5. Pour soutenir que la mise à exécution de l’obligation de quitter le territoire français porte atteinte à son droit au respect de sa vie privée et familiale, protégé par l’article 8 de la convention européenne de sauvegarde des droits de l’homme et des libertés fondamentales, ainsi que par ricochet à sa liberté d’aller et venir, M. B… se prévaut de la naissance de son enfant français en novembre 2025, de ce qu’il contribue à son entretien et à son éducation, et de qu’il a conclu un PACS avec une ressortissante française en février 2026. Toutefois, il n’est pas contesté que M. B… n’a pas exécuté spontanément l’obligation qui lui a été faite de quitter le territoire français sans délai par l’arrêté contesté. En outre, cet arrêté, qui a été pris au motif que l’intéressé était rentré irrégulièrement sur le territoire français, mentionne également que M. B… représentait une menace à l’ordre public, ce que l’intéressé ne conteste pas. Alors que la conclusion de son PACS est récente, il ne justifie pas suffisamment par la seule production d’une attestation peu circonstanciée de sa conjointe l’intensité de cette relation, ni qu’il contribuerait à l’éducation et à l’entretien de son enfant. Enfin, le requérant ne justifie ni d’une intégration particulière sur le territoire français, ni qu’il ne disposerait plus d’attaches dans son pays d’origine, où il a passé l’essentiel de son existence, l’arrêté du 28 novembre 2024 faisant état de la présence de quatre sœurs en Tunisie, ce qui n’est pas contesté. Eu égard à l’ensemble de ces éléments, M. B… n’est pas fondé à soutenir que l’exécution de la mesure d’éloignement dont il a fait l’objet porterait une atteinte grave et manifestement illégale aux libertés fondamentales qu’il invoque.

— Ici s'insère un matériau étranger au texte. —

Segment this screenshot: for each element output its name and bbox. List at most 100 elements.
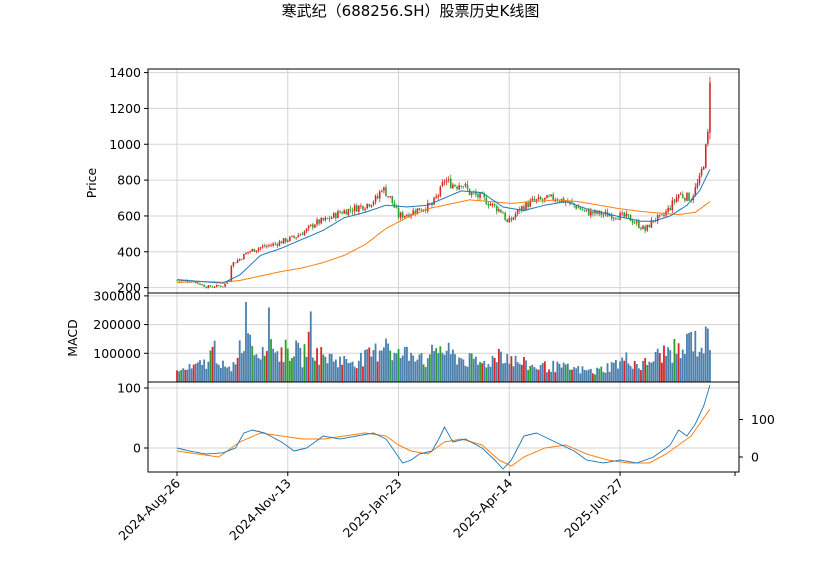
- candle-body: [332, 213, 335, 218]
- candle-body: [709, 82, 711, 133]
- candle-body: [255, 250, 258, 252]
- candle-body: [404, 215, 406, 218]
- volume-bar: [581, 366, 584, 382]
- volume-bar: [203, 359, 206, 382]
- candle-body: [521, 206, 523, 211]
- volume-bar: [543, 361, 546, 382]
- candle-body: [539, 197, 542, 200]
- candle-body: [435, 196, 437, 198]
- candle-body: [604, 211, 607, 214]
- candle-body: [658, 214, 661, 216]
- candle-body: [556, 200, 559, 202]
- volume-bar: [637, 368, 640, 382]
- volume-bar: [587, 369, 590, 382]
- candle-body: [418, 207, 421, 211]
- candle-body: [209, 285, 212, 287]
- candle-body: [667, 207, 669, 212]
- candle-body: [366, 203, 368, 209]
- candle-body: [704, 144, 707, 168]
- volume-bar: [631, 368, 634, 382]
- volume-bar: [182, 368, 185, 382]
- volume-bar: [249, 334, 252, 382]
- volume-bar: [190, 368, 193, 382]
- volume-bar: [192, 364, 195, 382]
- volume-bar: [186, 369, 189, 382]
- volume-bar: [560, 367, 563, 382]
- volume-bar: [265, 350, 268, 382]
- candle-body: [401, 212, 404, 218]
- volume-bar: [422, 364, 425, 382]
- volume-bar: [416, 359, 419, 382]
- candle-body: [286, 240, 289, 242]
- volume-bar: [343, 355, 346, 382]
- volume-bar: [669, 350, 672, 382]
- volume-bar: [286, 348, 289, 382]
- candle-body: [320, 218, 323, 224]
- candle-body: [251, 249, 254, 252]
- candle-body: [412, 210, 414, 215]
- volume-bar: [393, 352, 396, 382]
- candle-body: [293, 235, 295, 238]
- volume-bar: [541, 363, 544, 382]
- volume-bar: [209, 350, 212, 382]
- candle-body: [368, 204, 371, 207]
- candle-body: [387, 196, 389, 198]
- volume-bar: [466, 366, 469, 382]
- candle-body: [261, 245, 264, 248]
- volume-bar: [688, 332, 690, 382]
- volume-bar: [623, 360, 626, 382]
- candle-body: [364, 208, 366, 211]
- candle-body: [360, 205, 362, 207]
- volume-bar: [364, 349, 366, 382]
- volume-bar: [663, 345, 665, 382]
- volume-bar: [596, 367, 598, 382]
- candle-body: [475, 192, 477, 195]
- volume-bar: [516, 362, 519, 382]
- volume-bar: [654, 351, 657, 382]
- volume-bar: [658, 353, 661, 382]
- price-tick-label: 200: [117, 280, 141, 295]
- candle-body: [456, 186, 458, 189]
- volume-bar: [460, 358, 463, 382]
- volume-bar: [234, 364, 237, 382]
- volume-bar: [610, 362, 613, 382]
- candle-body: [330, 217, 333, 219]
- volume-bar: [295, 340, 298, 382]
- volume-bar: [207, 361, 210, 382]
- volume-bar: [650, 362, 653, 382]
- volume-bar: [263, 355, 266, 382]
- volume-bar: [389, 350, 392, 382]
- volume-bar: [337, 367, 339, 382]
- candle-body: [569, 201, 571, 203]
- price-tick-label: 1200: [109, 101, 141, 116]
- candle-body: [500, 209, 502, 213]
- volume-bar: [391, 360, 394, 382]
- candle-body: [525, 202, 527, 211]
- volume-bar: [299, 347, 302, 382]
- candle-body: [178, 280, 180, 282]
- candle-body: [684, 197, 686, 201]
- volume-bar: [675, 353, 678, 382]
- candle-body: [592, 211, 594, 214]
- candle-body: [458, 185, 460, 190]
- volume-bar: [585, 370, 588, 382]
- candle-body: [376, 196, 379, 199]
- candle-body: [337, 211, 339, 219]
- volume-bar: [374, 343, 377, 382]
- candle-body: [527, 202, 529, 208]
- candle-body: [508, 217, 511, 223]
- candle-body: [259, 247, 262, 249]
- volume-bar: [449, 354, 452, 382]
- candle-body: [587, 210, 590, 216]
- volume-bar: [397, 348, 400, 382]
- volume-bar: [523, 356, 525, 382]
- volume-bar: [558, 363, 561, 382]
- volume-bar: [406, 346, 408, 382]
- volume-bar: [571, 369, 573, 382]
- volume-bar: [332, 361, 335, 382]
- volume-bar: [704, 326, 707, 382]
- volume-bar: [660, 362, 663, 382]
- candle-body: [324, 217, 327, 221]
- volume-tick-label: 300000: [93, 288, 141, 303]
- candle-body: [307, 225, 310, 229]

6. Il résulte de ce qui précède que la requête de M. B… doit être rejetée dans toutes ses conclusions, y compris ses conclusions au titre des frais liés au litige et celles tendant à son admission à l’aide juridictionnelle provisoire, en application de l’article L. 522-3 du code de justice administartive.
ORDONNE :
Article 1er : La requête de M. B… est rejetée.
Article 2 : La présente ordonnance sera à notifiée à M. A… B….
Copie en sera adressée à la préfète de la Haute-Savoie.
Fait à Lyon, le 22 mai 2026.
Le juge des référés,
C. Bertolo
La République mande et ordonne à la préfète de la Haute-Savoie en ce qui la concerne ou à tous commissaires de justice à ce requis en ce qui concerne les voies de droit commun contre les parties privées, de pourvoir à l’exécution de la présente décision.